VI. Economic Analysis of Impacts

    We have examined the impacts of the proposed rule under Executive 
Order 12866, Executive Order 13563, and the Regulatory Flexibility Act 
(5 U.S.C. 601-612), and the Unfunded Mandates Reform Act of 1995 (Pub. 
L. 104-4). Executive Orders 12866 and 13563 direct us to assess all 
costs and benefits of available regulatory alternatives and, when 
regulation is necessary, to select regulatory approaches that maximize 
net benefits (including potential economic, environmental, public 
health and safety, and other advantages; distributive impacts; and 
equity). We believe that this proposed rule is not a significant 
regulatory action as defined by Executive Order 12866.
    The Regulatory Flexibility Act requires us to analyze regulatory 
options that would minimize any significant impact of a rule on small 
entities. Because the proposed rule would remove regulations and revise 
regulations to be consistent with updated practice, we propose to 
certify that the proposed rule will not have a significant economic 
impact on a substantial number of small entities.
    The Unfunded Mandates Reform Act of 1995 (section 202(a)) requires 
us to prepare a written statement, which includes an assessment of 
anticipated costs and benefits, before proposing ``any rule that 
includes any Federal mandate that may result in the expenditure by 
State, local, and tribal governments, in the aggregate, or by the 
private sector, of $100,000,000 or more (adjusted annually for 
inflation) in any one year.'' The current threshold after adjustment 
for inflation is $144 million, using the most current (2014) Implicit 
Price Deflator for the Gross Domestic Product. This proposed rule would 
not result in an expenditure in any year that meets or exceeds this 
amount.

VII. Analysis of Environmental Impact

    We have determined under 21 CFR 25.31(h) that this action is of a 
type that does not individually or cumulatively have a significant 
effect on the human environment. Therefore, neither an environmental 
assessment nor an environmental impact statement is required.

VIII. Federalism

    We have analyzed this proposed rule in accordance with the 
principles set forth in Executive Order 13132. We have determined that 
the proposed rule does not contain policies that have substantial 
direct effects on the States, on the relationship between the National 
Government and the States, or on the distribution of power and 
responsibilities among the various levels of government. Accordingly, 
we conclude that the rule does not contain policies that have 
federalism implications as defined in the Executive order and, 
consequently, a federalism summary impact statement is not required.

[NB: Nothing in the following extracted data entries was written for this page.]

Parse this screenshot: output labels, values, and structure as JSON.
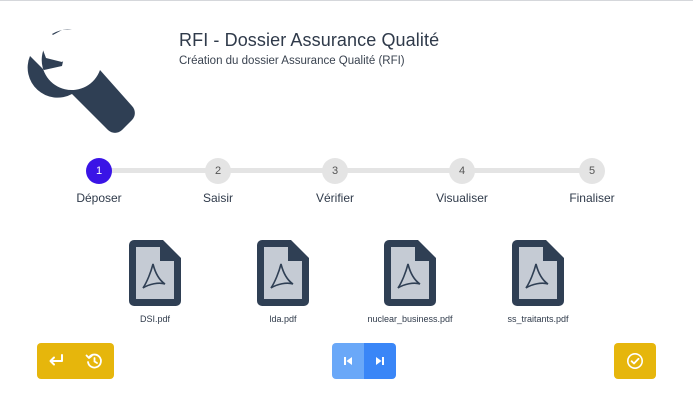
{
  "header": {
    "title": "RFI - Dossier Assurance Qualité",
    "subtitle": "Création du dossier Assurance Qualité (RFI)",
    "logo_icon": "wrench-icon"
  },
  "stepper": {
    "active_step": 1,
    "steps": [
      {
        "number": "1",
        "label": "Déposer"
      },
      {
        "number": "2",
        "label": "Saisir"
      },
      {
        "number": "3",
        "label": "Vérifier"
      },
      {
        "number": "4",
        "label": "Visualiser"
      },
      {
        "number": "5",
        "label": "Finaliser"
      }
    ]
  },
  "files": [
    {
      "name": "DSI.pdf",
      "icon": "pdf-file-icon"
    },
    {
      "name": "lda.pdf",
      "icon": "pdf-file-icon"
    },
    {
      "name": "nuclear_business.pdf",
      "icon": "pdf-file-icon"
    },
    {
      "name": "ss_traitants.pdf",
      "icon": "pdf-file-icon"
    }
  ],
  "buttons": {
    "back_icon": "return-arrow-icon",
    "reset_icon": "history-reset-icon",
    "first_icon": "skip-to-start-icon",
    "last_icon": "skip-to-end-icon",
    "validate_icon": "check-circle-icon"
  },
  "colors": {
    "accent_active_step": "#3a14e6",
    "button_yellow": "#e6b60c",
    "button_blue_light": "#6aa8f8",
    "button_blue": "#3a86f7",
    "icon_dark": "#2f3f54"
  }
}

IX. Paperwork Reduction Act of 1995

    This proposed rule contains collections of information that are 
subject to review by the Office of Management and Budget (OMB) under 
the Paperwork Reduction Act of 1995 (PRA) (44 U.S.C. 3501-3520). The 
collections of information in part 610 have been approved under OMB 
control number 0910-0338. The proposed removal of Sec.  610.53(d) would 
impact OMB control number 0910-0338. We would remove Sec.  610.53(d) 
because it is duplicative of Sec.  640.120, which is also approved 
under the same collection of information. While there would be no net 
change in the burden estimate, the current approved collection of 
information would be updated to reflect this removal. The actions that 
we propose to take in this proposed rule would not create a substantive 
or material modification to this approved collection of information. 
Therefore, FDA tentatively concludes that OMB has already approved the 
information collection proposed here and the proposed requirements in 
this document are not subject to additional review by OMB.

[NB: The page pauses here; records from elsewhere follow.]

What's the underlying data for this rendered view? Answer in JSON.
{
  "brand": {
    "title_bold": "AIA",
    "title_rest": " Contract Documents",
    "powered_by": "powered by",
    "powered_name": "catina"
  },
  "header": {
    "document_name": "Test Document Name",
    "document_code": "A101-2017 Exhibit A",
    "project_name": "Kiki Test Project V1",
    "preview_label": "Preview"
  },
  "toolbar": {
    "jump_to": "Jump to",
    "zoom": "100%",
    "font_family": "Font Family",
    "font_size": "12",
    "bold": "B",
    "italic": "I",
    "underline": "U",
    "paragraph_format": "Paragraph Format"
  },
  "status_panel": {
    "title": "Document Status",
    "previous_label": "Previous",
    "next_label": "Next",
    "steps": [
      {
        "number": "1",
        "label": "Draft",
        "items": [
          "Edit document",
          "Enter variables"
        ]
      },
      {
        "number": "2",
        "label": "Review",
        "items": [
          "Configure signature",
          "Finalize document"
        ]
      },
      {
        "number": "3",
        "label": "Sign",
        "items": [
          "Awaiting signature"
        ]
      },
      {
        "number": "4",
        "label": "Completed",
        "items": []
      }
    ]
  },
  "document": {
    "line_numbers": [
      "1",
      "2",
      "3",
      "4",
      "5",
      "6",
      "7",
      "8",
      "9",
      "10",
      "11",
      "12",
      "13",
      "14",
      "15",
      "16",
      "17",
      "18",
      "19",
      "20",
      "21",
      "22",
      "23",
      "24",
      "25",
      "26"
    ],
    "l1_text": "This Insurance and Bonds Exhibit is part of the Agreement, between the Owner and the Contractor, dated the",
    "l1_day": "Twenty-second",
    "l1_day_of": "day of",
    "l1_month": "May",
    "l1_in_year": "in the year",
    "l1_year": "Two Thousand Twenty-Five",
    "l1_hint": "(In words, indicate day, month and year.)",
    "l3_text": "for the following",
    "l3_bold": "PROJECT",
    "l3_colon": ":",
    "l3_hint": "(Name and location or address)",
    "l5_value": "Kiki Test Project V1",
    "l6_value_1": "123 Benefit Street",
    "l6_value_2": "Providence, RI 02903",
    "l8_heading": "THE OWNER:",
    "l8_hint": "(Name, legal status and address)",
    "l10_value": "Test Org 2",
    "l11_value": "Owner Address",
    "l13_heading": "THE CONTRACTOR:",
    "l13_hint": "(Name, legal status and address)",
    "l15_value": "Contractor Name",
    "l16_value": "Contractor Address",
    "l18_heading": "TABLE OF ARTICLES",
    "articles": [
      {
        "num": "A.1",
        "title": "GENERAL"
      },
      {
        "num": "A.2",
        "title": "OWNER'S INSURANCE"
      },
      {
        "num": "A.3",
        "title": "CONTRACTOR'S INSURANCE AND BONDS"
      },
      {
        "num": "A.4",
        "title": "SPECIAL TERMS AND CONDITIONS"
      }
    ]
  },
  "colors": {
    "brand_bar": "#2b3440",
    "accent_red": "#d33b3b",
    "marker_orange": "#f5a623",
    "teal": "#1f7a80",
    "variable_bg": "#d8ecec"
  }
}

List of Subjects in 21 CFR Part 610

    Biologics, Labeling, Reporting and recordkeeping requirements.

    Therefore, under the Federal Food, Drug, and Cosmetic Act and the 
Public Health Service Act, and under authority delegated to the 
Commissioner of Food and Drugs, it is proposed that 21 CFR part 610 be 
amended as follows:

PART 610--GENERAL BIOLOGICAL PRODUCTS STANDARDS

0
1. The authority citation for part 610 continues to read as follows:

    Authority: 21 U.S.C. 321, 331, 351, 352, 353, 355, 360, 360c, 
360d, 360h, 360i, 371, 372, 374, 381; 42 U.S.C. 216, 262, 263, 263a, 
264.

Subpart C [Removed and Reserved]

0
2. Remove and reserve subpart C, consisting of Sec. Sec.  610.20 and 
610.21.
0
3. Revise Sec.  610.50 to read as follows:


Sec.  610.50  Date of manufacture for biological products.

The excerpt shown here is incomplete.